Lembro que no balanço de 2007 relatei algo inédito: “terminei o ano 2kg mais leve do que iniciei”. Ora, durante toda minha vida só havia engordado, de forma que terminar o ano mais leve representava muita coisa: era um mudança na direção no movimento. Ali, ao meu ver, havia sido dado um duro golpe na inércia.
Mas, sabemos, a inércia é uma força muito poderosa: em 2008 o movimento não se manteve e voltei a engordar.
Tratei de encarar essa recaída como uma espécie de força centrípeta me empurrando para fora da curva da mudança de direção: quanto mais rápido você faz a curva, maior é a força. Tudo, bem, lição aprendida.
Em 2009 decidi fazer um monitoramento detalhado: comprei uma balança e me pesei semanalmente, registrando tudo em uma planilha. Fiz isso ao longo do ano, e o resultado pode ser visto no gráfico que segue:

variação de peso em 2009
Não vou fazer uma análise profunda sobre os impactos das festas de aniversário e afins. Basta dizer que foi uma experiência muito interessante, na medida em que serviu para que eu pudesse me policiar melhor, não em um sentido de rigidez ou paranóia, mas sim para que eu pudesse me manter nos trilhos, sem ter que me perguntar depois “como é que eu deixei chegar a esse ponto?”.
E, como vocês podem ver, em 2009 eu emagreci. Ou melhor, perdi peso.
Ou fiquei “mais leve”.
No balanço daquele ano, eu pude dizer que, pela segunda vez na vida, eu terminava um ano “mais leve” do que havia começado. Aquela sensação era legal.
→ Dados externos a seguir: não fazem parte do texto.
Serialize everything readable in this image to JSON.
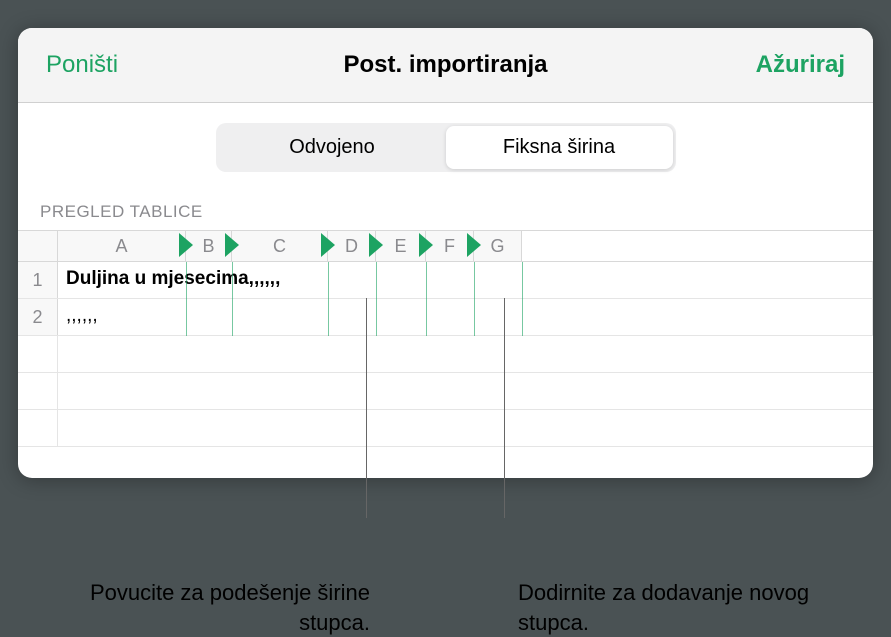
{
  "header": {
    "cancel": "Poništi",
    "title": "Post. importiranja",
    "confirm": "Ažuriraj"
  },
  "segmented": {
    "delimited": "Odvojeno",
    "fixed": "Fiksna širina"
  },
  "section_label": "PREGLED TABLICE",
  "columns": [
    {
      "letter": "A",
      "width": 128,
      "marker": false
    },
    {
      "letter": "B",
      "width": 46,
      "marker": true
    },
    {
      "letter": "C",
      "width": 96,
      "marker": true
    },
    {
      "letter": "D",
      "width": 48,
      "marker": true
    },
    {
      "letter": "E",
      "width": 50,
      "marker": true
    },
    {
      "letter": "F",
      "width": 48,
      "marker": true
    },
    {
      "letter": "G",
      "width": 48,
      "marker": true
    }
  ],
  "rows": [
    {
      "num": "1",
      "text": "Duljina u mjesecima,,,,,,",
      "bold": true
    },
    {
      "num": "2",
      "text": ",,,,,,",
      "bold": false
    }
  ],
  "callouts": {
    "left": "Povucite za podešenje širine stupca.",
    "right": "Dodirnite za dodavanje novog stupca."
  }
}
Mas minha própria frase continuou ecoando dentro da cabeça. Seria verdade aquilo? Quero dizer, eu estava mesmo “mais leve”? Falando de massa corpórea, sem dúvida era verdade: eu estivera engordando ano após ano. Estava mais leve do ponto de vista físico.
Por outro lado, ao mesmo tempo passei a me questionar se, ao longo da vida, eu não estaria ficando mais pesado também de outras formas.
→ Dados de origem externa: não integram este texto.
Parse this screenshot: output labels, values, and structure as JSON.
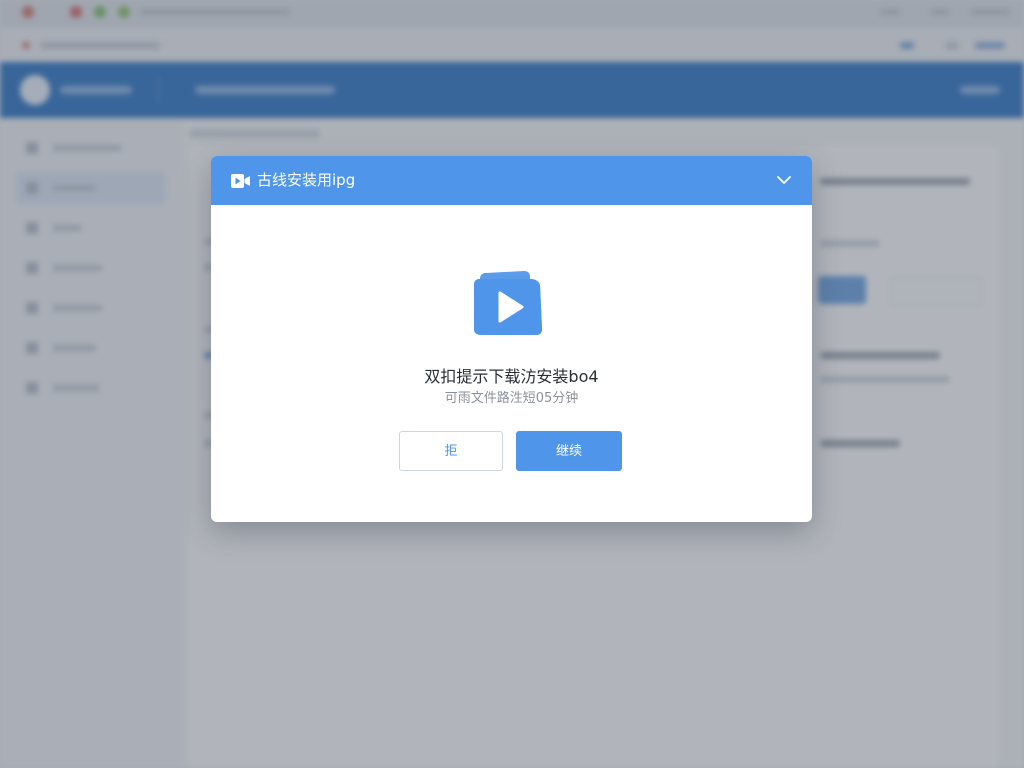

Talvez a minha preocupação com meu peso físico fosse tão somente o ponto de partida para questionamentos mais abrangentes relativos ao meu estilo de vida e ao que poderíamos chamar de “leve” ou “pesado” em um sentido mais, digamos, abstrato.
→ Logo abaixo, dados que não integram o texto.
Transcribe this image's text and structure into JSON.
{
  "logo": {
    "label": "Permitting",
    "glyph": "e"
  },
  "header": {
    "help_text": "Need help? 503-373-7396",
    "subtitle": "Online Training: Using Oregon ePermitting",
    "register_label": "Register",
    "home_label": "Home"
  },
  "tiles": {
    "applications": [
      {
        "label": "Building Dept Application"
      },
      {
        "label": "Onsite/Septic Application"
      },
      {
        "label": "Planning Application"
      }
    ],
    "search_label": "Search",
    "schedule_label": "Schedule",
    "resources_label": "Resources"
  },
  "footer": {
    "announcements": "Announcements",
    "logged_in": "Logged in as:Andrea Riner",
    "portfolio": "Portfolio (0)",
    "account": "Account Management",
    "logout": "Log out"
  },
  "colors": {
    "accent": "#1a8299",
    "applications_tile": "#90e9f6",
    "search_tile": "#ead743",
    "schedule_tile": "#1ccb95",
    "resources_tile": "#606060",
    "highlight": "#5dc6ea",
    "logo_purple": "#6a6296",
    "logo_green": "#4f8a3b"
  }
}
Talvez a gente acabe acumulando muita coisa dentro da cabeça. Muitas preocupações, muitos desejos, muitos planos, muitas pendências, muitos sonhos, muitas frustrações. Cada vez mais.

Atlas
Sempre ouvi dizer que, pra emagrecer, você tem que gastar mais do ganha. Em outras palavras, exercite-se e/ou feche a boca. Mas e quanto ao outro lado? Será que isso vale também no campo do nosso equilíbrio psicoemocional? Dá pra se “exercitar”, nesse sentido? Como? Será que eu preciso fazer uma “dieta metafísica”?
Será viagem?
Mas já era tarde. Quando dei por mim, já estava viajando.